Underwater stock options drive top executives turnover - 20 Nov 2008
Underwater stock options drive top executives turnover
When the market price of
company stock falls below the exercise price, the options are
considered to be "out of the money" or underwater. Many publicly traded
firms have become concerned about retaining highly valued executives
who hold underwater stock options, fearing that they will voluntarily
leave the firm for a better position elsewhere.
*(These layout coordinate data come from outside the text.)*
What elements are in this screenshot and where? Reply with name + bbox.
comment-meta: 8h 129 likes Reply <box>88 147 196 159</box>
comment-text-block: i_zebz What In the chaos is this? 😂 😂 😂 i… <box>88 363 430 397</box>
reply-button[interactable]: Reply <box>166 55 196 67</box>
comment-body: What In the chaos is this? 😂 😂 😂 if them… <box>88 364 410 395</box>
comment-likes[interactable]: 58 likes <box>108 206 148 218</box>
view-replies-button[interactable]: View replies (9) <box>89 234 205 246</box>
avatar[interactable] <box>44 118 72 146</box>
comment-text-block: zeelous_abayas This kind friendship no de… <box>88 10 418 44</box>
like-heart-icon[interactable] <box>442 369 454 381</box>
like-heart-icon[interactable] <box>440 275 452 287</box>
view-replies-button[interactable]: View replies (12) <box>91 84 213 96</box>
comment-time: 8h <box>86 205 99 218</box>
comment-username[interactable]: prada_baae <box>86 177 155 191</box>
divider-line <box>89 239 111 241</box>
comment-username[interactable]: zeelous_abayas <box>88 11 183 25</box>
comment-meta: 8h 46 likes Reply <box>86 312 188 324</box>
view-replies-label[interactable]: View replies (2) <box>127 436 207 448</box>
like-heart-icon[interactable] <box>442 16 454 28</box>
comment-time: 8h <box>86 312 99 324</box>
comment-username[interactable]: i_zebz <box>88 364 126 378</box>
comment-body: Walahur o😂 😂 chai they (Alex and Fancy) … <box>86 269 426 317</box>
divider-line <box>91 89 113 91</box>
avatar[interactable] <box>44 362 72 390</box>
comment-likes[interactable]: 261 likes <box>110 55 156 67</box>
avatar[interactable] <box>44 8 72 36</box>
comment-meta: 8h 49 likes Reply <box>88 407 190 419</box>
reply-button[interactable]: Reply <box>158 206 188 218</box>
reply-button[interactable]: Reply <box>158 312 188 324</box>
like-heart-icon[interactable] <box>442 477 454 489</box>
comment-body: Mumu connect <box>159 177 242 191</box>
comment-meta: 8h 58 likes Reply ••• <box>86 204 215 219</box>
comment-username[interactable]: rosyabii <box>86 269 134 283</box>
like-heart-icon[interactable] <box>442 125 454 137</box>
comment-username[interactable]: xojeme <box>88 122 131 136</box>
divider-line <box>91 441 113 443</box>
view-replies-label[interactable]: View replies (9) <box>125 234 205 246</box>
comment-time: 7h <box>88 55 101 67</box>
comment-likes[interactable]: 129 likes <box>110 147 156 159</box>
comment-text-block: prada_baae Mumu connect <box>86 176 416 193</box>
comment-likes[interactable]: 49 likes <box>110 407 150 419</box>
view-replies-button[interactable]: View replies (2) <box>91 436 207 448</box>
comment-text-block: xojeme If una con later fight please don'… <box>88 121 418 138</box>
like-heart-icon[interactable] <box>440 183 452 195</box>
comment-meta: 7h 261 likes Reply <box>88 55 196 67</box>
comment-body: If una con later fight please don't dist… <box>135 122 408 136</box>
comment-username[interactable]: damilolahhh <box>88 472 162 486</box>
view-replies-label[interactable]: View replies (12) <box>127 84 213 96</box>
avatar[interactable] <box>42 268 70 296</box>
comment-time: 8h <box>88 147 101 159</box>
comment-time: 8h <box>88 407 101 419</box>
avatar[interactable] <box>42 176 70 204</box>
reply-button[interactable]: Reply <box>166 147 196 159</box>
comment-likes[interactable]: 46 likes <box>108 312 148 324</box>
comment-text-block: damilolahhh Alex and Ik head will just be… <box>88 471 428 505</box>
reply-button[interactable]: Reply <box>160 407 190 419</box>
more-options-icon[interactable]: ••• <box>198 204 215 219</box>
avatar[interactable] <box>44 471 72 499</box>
A new study in Personnel Psychology
reveals that voluntary top executive turnover was more likely to occur
as executives' stock option portfolios fell further out of the money.
Benjamin Dunford, Ph.D., Derek Oler, Ph.D., and John Boudreau, Ph.D.,
examined a large sample of executives in publicly traded U.S. firms
between 1996 and 2006.
Results show that not only were underwater options associated with
voluntary executive turnover, but moreover, CEO turnover was
significantly more sensitive to out of the money stock options than
non-CEO turnover.
The study also found that the odds of voluntary executive turnover
may be reduced substantially by increasing the value of out of the
money stock option portfolios, even if they don't move the portfolio
back in the money.
"Our findings suggest that firms should consider changes to their
current retention policies and practices for valued top executives,"
the authors note. "Firms may not be doing enough to retain valued but
underwater executives if they are relying solely on base pay, bonus
pay, and restricted stock increases."